Jackson opined that there is a link between Messick’s jawbone damage, known as osteonecrosis of the jaw or ONJ, and bisphosphonate-related osteonecrosis of the jaw, or BRONJ, but Ilston found that his “differential diagnosis only determines that Ms. Messick’s ONJ is related to her bisphosphonate use, and he admits that a diagnosis of BRONJ does not mean that bisphosphonates caused her ONJ.” Gould said Illston “applied too high a relevancy bar.”

“While Dr.
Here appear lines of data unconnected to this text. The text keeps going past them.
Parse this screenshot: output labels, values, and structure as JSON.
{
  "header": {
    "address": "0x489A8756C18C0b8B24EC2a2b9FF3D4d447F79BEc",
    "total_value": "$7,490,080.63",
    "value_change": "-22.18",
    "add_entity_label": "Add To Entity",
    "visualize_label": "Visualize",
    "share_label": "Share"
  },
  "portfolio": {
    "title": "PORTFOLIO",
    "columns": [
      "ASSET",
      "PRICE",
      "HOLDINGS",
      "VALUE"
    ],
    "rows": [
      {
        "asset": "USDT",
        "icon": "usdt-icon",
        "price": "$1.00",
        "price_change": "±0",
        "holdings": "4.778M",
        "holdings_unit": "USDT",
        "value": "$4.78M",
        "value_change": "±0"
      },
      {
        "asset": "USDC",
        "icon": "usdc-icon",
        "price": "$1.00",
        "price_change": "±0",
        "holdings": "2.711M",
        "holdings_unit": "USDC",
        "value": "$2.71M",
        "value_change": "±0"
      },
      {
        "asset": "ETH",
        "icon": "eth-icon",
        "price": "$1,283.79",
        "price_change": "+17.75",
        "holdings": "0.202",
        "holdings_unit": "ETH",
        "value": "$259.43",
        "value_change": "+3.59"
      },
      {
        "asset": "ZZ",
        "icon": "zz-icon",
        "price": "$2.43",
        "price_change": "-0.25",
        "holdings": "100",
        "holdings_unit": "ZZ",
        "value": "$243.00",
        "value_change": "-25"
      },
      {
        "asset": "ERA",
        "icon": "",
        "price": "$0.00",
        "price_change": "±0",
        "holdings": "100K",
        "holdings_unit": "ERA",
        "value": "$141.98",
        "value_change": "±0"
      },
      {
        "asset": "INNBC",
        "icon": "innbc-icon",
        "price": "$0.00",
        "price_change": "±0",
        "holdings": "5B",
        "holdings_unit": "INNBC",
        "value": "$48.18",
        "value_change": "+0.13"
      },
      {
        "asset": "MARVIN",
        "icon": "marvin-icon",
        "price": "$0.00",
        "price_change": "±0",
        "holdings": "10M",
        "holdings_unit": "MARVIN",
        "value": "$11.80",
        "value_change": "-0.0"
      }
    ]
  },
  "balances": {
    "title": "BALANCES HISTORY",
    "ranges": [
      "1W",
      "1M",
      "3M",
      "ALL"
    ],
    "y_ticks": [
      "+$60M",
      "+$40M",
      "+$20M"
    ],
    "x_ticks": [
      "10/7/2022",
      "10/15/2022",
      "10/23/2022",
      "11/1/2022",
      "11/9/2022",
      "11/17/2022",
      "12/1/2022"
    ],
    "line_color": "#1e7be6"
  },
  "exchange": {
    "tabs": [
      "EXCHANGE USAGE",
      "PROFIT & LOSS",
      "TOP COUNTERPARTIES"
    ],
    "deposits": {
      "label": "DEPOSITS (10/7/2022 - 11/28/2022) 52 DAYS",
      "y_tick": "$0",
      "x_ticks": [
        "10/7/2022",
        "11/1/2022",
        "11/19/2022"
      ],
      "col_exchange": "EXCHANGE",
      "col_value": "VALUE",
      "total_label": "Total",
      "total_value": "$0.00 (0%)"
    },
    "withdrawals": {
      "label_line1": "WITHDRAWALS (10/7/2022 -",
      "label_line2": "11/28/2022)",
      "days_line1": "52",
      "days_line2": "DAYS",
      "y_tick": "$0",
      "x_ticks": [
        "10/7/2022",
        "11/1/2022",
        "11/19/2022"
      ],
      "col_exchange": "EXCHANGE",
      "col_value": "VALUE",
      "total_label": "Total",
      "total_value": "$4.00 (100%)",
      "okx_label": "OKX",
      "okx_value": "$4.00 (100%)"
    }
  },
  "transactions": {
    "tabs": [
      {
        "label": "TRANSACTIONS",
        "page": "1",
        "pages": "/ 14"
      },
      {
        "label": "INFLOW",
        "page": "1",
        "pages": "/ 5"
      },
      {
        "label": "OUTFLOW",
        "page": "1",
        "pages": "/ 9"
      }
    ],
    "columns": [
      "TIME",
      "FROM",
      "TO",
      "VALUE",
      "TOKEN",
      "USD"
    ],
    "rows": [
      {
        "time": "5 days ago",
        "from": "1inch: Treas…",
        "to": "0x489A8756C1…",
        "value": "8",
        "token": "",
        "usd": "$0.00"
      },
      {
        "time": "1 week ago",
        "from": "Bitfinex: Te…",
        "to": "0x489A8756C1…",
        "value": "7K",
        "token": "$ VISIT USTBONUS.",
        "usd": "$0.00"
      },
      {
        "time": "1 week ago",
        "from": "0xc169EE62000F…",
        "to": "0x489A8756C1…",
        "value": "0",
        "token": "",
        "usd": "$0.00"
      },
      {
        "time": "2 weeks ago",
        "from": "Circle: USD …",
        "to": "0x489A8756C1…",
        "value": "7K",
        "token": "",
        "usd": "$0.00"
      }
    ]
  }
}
Jackson never explicitly stated that Messick’s bisphosphonate use caused her BRONJ, he did say it was at least a substantial factor in her development of BRONJ,” Gould said. “Specifically, Dr. Jackson equated Messick’s use of bisphosphonates leading to BRONJ with the oxygen necessary to start a fire. Although one might imagine more targeted testimony, Dr. Jackson’s testimony indicates that Messick’s bisphosphonate use was a substantial factor in her development of BRONJ, so his testimony is relevant.”

Illston further erred in excluding for lack of a “scientific basis” Jackson’s opinion that it was unlikely for a patient who had not been exposed to radiation to develop a serious case of ONJ without taking bisphosphonates, Gould said.

“Medicine partakes of art as well as science, and there is nothing wrong with a doctor relying on extensive clinical experience when making a differential diagnosis,” he said.

The judge cited a 2009 position paper of the American Association of Oral and Maxillofacial Surgeons, which said “the current level of evidence does not fully support a cause-and-effect relationship between bisphosphonate exposure and necrosis of the jaws,” but that while “causality might never be proven, emerging experimental and epidemiologic studies have established a firm foundation for a strong association between monthly IV bisphosphonate therapy and the development of BRONJ.”

Gould wrote:

“Because of that inherent uncertainty, we do not require that an expert be able to identify the sole cause of a medical condition in order for his or her testimony to be reliable. It is enough that a medical condition be a substantial causative factor.”

Senior Judge Raymond Fisher and Judge Morgan Christen joined in the opinion.

The case is Messick v. Novartis Pharmaceuticals Corp., 13-15433.